The Syrian National Coalition, an opposition group based in Turkey and backed by Western powers, said Iran's participation in the talks would undermine the political process.

"Iran has only one project – to keep Assad in power...They don't believe in the principle of the talks," said the coalition's vice-president Hisham Marwa.

The secretary of Iran's Supreme National Security Council, Ali Shamkhani, told reporters during a visit to Pakistan that Tehran would join the Syria talks "with no pre-conditions".

A senior Western diplomat in New York said on Wednesday: "We have got to start from a fairly low base given that you've got Russia and Iran on one side and everyone else on the other."

"It would be successful if (the meeting) came off and didn't completely fall apart," he added.

Turkey, which backs the anti-Assad opposition, has no objection to Iranian participation in the Syria talks, a diplomatic source in Ankara said. Turkish foreign ministry officials were not immediately available for comment.

Iran's first test

Fighters from Iran and its Lebanese ally Hezbollah are currently taking part in ground offensives being waged by the Syrian army and its allies with Russian air support.

Revolutionary Guards Deputy Commander Hossein Salami said in an interview on state TV on Monday that Iran had increased its military presence in Syria in recent months to help its army in response to a request from the Assad government.

An Iranian political analyst based in Frankfurt, Ali Sadrzadeh, said: "Iran was always saying that without it the talks on the Syrian crisis would not succeed. What has changed is that Russia and the United States have come to the same conclusion."

He said the July nuclear deal between Iran and world powers paved the way for Tehran's participation in the international arena, adding: "The Vienna talks will be Iran's first test."

EU foreign policy chief Federica Mogherini, who will take part in the talks, welcomed Iran's participation.
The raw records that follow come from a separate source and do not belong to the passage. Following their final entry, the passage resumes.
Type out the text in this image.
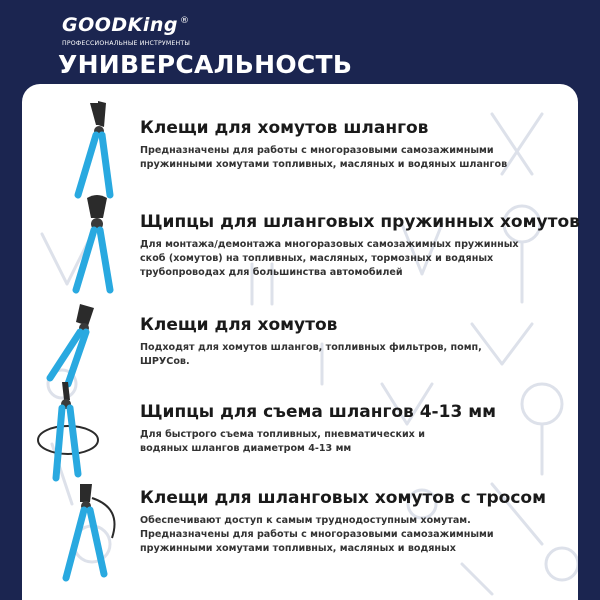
GOODKing ®
ПРОФЕССИОНАЛЬНЫЕ ИНСТРУМЕНТЫ
УНИВЕРСАЛЬНОСТЬ
Клещи для хомутов шлангов
Предназначены для работы с многоразовыми самозажимными пружинными хомутами топливных, масляных и водяных шлангов
Щипцы для шланговых пружинных хомутов
Для монтажа/демонтажа многоразовых самозажимных пружинных скоб (хомутов) на топливных, масляных, тормозных и водяных трубопроводах для большинства автомобилей
Клещи для хомутов
Подходят для хомутов шлангов, топливных фильтров, помп, ШРУСов.
Щипцы для съема шлангов 4-13 мм
Для быстрого съема топливных, пневматических и водяных шлангов диаметром 4-13 мм
Клещи для шланговых хомутов с тросом
Обеспечивают доступ к самым труднодоступным хомутам. Предназначены для работы с многоразовыми самозажимными пружинными хомутами топливных, масляных и водяных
After a phone call with the Iranian foreign minister on Wednesday, she tweeted: "Important to have all relevant regional actors at the table on Friday in Vienna."

"This is an acknowledgement of reality, four years into the conflict," said Julien Barnes-Dacey, senior policy fellow at the European Council on Foreign Relations in London. "Having Iran at the table complicates the goal of getting rid of Assad, but potentially opens the door to some kind of de-escalatory track."

Some analysts suggested compromise remained far off.

Karim Sadjadpour, senior associate at Carnegie Endowment for International Peace, said: "There are no tangible signs that Iran is prepared to abandon Assad, or sees a way to preserve its interests in a post-Assad Syria."

"Iran has consistently argued that Syria's future is a choice between Assad and the jihadists."

Patrick Clawson, a senior fellow at the Washington Institute for Near East Policy, said the idea that external actors were key to producing a political solution was misplaced.

"The difficulty we face is that the involvement of Iran is only going to inflame the opinion, the attitudes of some groups in Syria," he said.